Los directores hicieron una pausa, se miraron entre sí y suspiraron.
—Honestamente, ella era nuestra candidata de respaldo, ¿no? —se lamentó el Director Yoon.
—En efecto —asintió el Director Sung—. Si solo se tratara de inteligencia y habilidad, era mejor que Mason.
—Pero, ahora…
Recordaron los días cuando la familia tenía a una de las estudiantes más inteligentes de la academia, muy obediente y educada, con una belleza que habría enorgullecido al antiguo presidente. Los ejecutivos aún recordaban la conmoción que sintieron cuando escucharon que la segunda hija apenas asistía a sus clases universitarias y casi no podía graduarse. ¡Más aún cuando vieron su nueva apariencia; el cabello teñido, la ropa llamativa, el maquillaje sangriento, incluso el tatuaje!
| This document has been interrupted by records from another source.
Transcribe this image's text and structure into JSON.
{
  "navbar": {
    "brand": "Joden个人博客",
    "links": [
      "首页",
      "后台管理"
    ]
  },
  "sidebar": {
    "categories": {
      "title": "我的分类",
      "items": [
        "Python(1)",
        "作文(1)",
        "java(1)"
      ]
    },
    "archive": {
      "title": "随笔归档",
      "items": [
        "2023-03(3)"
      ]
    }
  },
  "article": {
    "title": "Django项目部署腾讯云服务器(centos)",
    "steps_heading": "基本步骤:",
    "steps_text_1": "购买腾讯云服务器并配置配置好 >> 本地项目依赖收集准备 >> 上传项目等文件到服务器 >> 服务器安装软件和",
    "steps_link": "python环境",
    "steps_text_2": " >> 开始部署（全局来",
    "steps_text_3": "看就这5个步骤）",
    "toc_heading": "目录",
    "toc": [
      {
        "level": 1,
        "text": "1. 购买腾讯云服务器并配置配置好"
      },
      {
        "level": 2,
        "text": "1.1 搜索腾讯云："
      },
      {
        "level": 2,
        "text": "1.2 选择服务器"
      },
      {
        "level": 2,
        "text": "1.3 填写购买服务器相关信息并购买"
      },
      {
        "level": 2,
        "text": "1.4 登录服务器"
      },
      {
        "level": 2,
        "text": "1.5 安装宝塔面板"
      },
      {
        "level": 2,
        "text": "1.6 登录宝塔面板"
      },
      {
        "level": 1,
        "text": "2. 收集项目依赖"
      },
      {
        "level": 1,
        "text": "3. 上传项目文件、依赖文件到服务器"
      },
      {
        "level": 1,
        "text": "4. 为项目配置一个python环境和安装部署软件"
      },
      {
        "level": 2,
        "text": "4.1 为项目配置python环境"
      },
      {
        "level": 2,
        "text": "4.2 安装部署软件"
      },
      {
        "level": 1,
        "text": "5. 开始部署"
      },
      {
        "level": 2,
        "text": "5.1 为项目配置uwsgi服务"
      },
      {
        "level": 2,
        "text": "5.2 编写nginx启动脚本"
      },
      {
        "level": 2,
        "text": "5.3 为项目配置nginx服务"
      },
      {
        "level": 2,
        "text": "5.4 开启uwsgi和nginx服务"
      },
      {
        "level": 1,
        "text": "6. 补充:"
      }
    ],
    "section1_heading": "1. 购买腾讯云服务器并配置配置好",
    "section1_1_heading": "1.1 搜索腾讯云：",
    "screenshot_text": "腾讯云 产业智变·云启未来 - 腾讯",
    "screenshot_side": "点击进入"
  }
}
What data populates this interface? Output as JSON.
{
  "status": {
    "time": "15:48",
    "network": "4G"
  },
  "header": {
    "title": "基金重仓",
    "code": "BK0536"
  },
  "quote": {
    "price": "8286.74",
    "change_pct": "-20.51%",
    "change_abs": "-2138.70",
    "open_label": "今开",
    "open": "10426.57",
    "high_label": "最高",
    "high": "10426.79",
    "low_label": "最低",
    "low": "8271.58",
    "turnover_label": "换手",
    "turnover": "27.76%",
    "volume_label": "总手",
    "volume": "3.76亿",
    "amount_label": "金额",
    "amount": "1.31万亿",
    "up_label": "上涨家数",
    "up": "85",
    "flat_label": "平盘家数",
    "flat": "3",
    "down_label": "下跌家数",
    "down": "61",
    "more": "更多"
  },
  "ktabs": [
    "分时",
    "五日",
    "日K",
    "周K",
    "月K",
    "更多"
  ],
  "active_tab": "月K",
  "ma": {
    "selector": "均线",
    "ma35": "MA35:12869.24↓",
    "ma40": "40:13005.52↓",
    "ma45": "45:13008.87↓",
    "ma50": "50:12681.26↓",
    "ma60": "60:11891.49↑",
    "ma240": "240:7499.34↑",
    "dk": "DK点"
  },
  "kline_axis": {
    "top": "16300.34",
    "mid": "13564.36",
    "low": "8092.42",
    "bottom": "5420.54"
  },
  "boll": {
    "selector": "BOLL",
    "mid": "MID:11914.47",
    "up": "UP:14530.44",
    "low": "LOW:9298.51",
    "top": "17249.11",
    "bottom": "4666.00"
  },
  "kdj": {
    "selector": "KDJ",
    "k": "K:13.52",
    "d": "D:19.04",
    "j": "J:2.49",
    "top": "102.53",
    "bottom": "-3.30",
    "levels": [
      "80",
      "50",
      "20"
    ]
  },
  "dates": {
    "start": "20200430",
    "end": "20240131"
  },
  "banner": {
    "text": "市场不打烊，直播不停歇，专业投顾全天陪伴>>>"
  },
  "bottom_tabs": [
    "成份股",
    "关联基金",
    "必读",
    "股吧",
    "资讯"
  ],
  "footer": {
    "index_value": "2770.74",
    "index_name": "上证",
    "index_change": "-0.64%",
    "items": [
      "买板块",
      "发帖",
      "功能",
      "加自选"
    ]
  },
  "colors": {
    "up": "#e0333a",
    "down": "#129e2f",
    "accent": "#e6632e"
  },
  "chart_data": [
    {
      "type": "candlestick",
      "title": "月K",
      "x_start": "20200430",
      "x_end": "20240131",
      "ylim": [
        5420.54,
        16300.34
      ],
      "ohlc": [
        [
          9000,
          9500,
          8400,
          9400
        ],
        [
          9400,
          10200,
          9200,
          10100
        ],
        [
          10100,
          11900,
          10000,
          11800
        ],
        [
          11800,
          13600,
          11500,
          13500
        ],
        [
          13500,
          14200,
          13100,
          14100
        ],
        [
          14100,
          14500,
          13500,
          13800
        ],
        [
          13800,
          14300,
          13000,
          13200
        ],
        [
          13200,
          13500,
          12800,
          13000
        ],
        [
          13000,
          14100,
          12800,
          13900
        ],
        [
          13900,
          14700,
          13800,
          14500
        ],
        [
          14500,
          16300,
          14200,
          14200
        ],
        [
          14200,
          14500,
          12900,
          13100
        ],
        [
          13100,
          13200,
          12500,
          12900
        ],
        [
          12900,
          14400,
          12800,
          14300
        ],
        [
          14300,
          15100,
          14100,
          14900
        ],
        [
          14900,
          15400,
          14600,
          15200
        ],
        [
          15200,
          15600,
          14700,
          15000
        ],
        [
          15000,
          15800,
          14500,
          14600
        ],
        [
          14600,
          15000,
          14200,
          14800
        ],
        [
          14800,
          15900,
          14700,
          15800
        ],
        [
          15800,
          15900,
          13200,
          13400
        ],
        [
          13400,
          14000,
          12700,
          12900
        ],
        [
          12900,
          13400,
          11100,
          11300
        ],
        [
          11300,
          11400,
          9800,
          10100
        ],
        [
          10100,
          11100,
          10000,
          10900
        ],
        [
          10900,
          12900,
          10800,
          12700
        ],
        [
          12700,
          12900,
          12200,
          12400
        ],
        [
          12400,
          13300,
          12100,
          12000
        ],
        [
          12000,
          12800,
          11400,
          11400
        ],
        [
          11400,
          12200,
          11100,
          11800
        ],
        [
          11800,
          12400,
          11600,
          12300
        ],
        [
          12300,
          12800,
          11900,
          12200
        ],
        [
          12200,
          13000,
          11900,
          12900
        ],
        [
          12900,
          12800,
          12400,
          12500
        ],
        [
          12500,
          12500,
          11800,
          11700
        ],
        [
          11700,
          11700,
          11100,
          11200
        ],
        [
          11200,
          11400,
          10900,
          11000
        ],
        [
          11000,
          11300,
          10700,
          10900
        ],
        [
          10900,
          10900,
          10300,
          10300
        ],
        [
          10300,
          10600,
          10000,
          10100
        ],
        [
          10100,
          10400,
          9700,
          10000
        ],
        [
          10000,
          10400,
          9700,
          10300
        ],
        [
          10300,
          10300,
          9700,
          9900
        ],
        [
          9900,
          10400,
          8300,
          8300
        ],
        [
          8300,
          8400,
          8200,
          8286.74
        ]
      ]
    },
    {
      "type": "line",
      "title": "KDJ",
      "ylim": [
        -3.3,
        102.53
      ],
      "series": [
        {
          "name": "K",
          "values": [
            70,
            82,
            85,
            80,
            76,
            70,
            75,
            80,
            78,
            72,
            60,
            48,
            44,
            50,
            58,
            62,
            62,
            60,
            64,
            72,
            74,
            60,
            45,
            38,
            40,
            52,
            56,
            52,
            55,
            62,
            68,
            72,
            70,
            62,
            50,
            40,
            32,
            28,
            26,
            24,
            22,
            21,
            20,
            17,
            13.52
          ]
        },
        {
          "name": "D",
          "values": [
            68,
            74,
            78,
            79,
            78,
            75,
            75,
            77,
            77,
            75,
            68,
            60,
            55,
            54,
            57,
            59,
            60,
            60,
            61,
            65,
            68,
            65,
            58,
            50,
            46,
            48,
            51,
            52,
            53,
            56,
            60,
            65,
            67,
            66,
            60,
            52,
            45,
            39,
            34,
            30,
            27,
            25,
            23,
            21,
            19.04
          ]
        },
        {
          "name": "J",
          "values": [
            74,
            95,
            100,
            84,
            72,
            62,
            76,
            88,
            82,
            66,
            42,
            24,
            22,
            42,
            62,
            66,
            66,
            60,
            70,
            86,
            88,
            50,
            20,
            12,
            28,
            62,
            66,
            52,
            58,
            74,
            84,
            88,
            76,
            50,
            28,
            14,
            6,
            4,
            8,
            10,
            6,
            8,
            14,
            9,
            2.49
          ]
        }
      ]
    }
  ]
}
Sentían como si hubieran enviado una perla al extranjero y recibieran una canica de niño a cambio.
—Saben… —habló nuevamente el Director Han—. Ella cambió así porque la difunta Señora murió, ¿verdad? Si pudiéramos devolverla a como solía ser…
Los otros se miraron entre sí y, después de una breve contemplación, se encogieron de hombros. —No es una mala idea, pero ¿quién lo haría?
O mejor aún, cómo lo harían.
Esto también era difícil. La segunda hija rara vez era vista; nadie la había visto en la empresa durante meses, al parecer. Ni siquiera se quedaba ya en la mansión del presidente, así que nadie estaba seguro de cómo contactarla.
—¿Deberíamos intentar hablar con ella hoy? ¿Solo para tantear las cosas? —sugirió alguien.
Mientras los directores asentían en acuerdo, como por arte de magia, la segunda hija entró casualmente por la entrada con su apuesto guardaespaldas—o amante, quién sabía. Su ropa seguía siendo llamativa, aunque menos reveladora debido a la temporada. Sin embargo, verla con el cabello negro les recordó a los ejecutivos a la Lee Seul-ah que solían conocer.
Los directores sonrieron significativamente entre ellos. —Hablando del pequeño diablo.